Define modMin(a,n,min) to be the least positive integer congruent to a mod n that is at least min. For a positive, you can compute this as min+modPos(a-min,n).
If b^c^... is smaller than log_2 m (and we can check whether this inequality holds by recursively taking logarithms), then we can simply compute a^b^c^... Otherwise, a^b^c^... mod m = a^modMin(b^c^..., lambda(m), [log_2 m])) mod m = a^modMin(b^c^... mod lambda(m), lambda(m),[log_2 m]).
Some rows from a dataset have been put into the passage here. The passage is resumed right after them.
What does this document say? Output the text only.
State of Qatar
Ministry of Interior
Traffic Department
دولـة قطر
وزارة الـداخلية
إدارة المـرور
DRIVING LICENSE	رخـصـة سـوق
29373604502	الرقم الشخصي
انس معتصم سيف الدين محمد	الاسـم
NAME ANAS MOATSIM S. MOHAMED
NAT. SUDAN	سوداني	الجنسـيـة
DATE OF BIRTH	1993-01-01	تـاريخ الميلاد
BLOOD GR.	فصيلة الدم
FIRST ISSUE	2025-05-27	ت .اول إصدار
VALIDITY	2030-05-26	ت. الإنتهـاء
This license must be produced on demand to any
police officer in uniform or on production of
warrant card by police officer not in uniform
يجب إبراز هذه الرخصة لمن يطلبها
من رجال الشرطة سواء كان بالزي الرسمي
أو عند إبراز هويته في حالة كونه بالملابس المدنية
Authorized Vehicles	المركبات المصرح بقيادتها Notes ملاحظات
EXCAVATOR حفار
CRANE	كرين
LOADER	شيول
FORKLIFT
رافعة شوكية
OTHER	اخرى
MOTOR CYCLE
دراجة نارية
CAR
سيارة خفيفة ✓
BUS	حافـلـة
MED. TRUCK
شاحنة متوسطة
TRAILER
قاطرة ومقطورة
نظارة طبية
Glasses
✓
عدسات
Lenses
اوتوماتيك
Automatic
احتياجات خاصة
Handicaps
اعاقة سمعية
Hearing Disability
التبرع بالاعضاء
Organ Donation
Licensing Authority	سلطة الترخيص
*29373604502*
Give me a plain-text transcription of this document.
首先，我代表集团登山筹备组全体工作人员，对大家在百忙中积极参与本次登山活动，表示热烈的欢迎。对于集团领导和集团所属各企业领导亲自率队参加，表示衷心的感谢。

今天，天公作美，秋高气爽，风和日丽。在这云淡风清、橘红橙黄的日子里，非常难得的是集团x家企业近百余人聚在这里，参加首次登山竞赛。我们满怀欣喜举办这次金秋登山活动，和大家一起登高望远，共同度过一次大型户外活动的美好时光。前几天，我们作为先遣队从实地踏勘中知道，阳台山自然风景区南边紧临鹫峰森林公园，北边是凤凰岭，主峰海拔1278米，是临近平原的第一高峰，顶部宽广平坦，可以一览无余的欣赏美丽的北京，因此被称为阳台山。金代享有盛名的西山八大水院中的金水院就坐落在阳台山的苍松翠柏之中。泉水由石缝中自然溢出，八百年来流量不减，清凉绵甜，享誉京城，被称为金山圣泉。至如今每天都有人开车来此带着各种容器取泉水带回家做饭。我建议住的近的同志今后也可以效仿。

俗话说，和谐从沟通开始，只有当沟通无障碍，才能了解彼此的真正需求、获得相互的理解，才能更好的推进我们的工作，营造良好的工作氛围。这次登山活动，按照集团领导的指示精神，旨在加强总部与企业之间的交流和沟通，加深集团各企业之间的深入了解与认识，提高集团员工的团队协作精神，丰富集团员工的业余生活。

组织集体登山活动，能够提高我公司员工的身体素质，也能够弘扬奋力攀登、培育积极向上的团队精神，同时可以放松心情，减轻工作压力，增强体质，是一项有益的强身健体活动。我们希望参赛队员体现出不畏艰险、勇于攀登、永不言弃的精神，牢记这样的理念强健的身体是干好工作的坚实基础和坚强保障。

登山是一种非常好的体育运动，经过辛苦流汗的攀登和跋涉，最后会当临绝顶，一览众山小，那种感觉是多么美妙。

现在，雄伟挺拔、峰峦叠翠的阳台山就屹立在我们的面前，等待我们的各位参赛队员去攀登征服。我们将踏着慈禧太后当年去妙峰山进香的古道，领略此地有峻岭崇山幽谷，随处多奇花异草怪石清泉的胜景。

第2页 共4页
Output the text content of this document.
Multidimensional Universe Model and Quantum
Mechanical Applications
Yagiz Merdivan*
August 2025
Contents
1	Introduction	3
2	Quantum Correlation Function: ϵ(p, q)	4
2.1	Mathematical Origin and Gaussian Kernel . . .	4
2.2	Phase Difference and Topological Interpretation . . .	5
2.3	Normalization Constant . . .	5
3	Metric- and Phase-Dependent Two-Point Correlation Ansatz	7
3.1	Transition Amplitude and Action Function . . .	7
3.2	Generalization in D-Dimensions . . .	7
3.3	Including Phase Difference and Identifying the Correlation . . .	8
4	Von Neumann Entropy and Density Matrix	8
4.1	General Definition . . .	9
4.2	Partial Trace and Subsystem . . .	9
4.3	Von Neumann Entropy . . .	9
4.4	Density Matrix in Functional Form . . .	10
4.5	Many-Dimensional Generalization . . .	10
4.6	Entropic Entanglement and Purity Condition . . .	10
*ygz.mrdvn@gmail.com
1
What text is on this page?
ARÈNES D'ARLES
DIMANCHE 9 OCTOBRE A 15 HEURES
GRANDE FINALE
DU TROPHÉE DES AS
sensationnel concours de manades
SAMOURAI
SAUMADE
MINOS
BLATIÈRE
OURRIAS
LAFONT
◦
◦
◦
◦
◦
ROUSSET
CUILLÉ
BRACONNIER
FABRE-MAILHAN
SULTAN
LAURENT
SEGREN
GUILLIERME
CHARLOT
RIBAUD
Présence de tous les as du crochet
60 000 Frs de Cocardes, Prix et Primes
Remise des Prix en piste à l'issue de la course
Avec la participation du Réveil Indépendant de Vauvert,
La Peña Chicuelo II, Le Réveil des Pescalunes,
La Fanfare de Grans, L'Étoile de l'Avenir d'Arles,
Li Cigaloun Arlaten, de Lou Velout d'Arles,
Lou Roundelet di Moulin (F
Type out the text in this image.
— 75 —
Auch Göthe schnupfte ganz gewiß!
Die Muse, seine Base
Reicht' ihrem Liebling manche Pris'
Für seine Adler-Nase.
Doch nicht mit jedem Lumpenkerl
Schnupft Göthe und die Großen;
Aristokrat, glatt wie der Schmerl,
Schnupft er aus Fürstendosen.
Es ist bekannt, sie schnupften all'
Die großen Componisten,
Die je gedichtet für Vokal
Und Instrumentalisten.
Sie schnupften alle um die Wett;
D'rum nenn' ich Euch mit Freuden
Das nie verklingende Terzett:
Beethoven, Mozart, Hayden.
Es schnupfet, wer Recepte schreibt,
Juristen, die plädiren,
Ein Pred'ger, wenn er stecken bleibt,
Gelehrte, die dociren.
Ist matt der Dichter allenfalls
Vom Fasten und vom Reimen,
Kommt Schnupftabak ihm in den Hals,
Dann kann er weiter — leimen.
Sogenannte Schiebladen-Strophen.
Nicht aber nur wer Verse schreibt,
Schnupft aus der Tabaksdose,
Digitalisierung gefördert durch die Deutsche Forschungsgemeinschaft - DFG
For example, suppose we want to compute 2^3^4^5 mod 100. Note that 3^4^5 only has 489 digits, so this is doable by other methods, but it's big enough that you don't want to compute it directly. However, by the methods I gave here, you can compute 2^3^4^5 mod 100 by hand.
Since 3^4^5 > log_2 100,
2^3^4^5 mod 100
= 2^modMin(3^4^5,lambda(100),6) mod 100
= 2^modMin(3^4^5 mod lambda(100), lambda(100),6) mod 100
= 2^modMin(3^4^5 mod 20, 20,6) mod 100.
Let's compute 3^4^5 mod 20. Since 4^5 > log_2 20,
3^4^5 mod 20
= 3^modMin(4^5,lambda(20),4) mod 20
= 3^modMin(4^5 mod lambda(20),lambda(20),4) mod 20
= 3^modMin(4^5 mod 4, 4, 4) mod 20
= 3^modMin(0,4,4) mod 20
= 3^4 mod 20
= 81 mod 20
= 1
We can plug this into the previous calculation:
2^3^4^5 mod 100
= 2^modMin(3^4^5 mod 20, 20,6) mod 100
= 2^modMin(1,20,6) mod 100
= 2^21 mod 100
= 2097152 mod 100
= 52.
Note that 2^(3^4^5 mod 20) mod 100 = 2^1 mod 100 = 2, which is not correct. You can't reduce down to the preperiodic part of the powers of the base.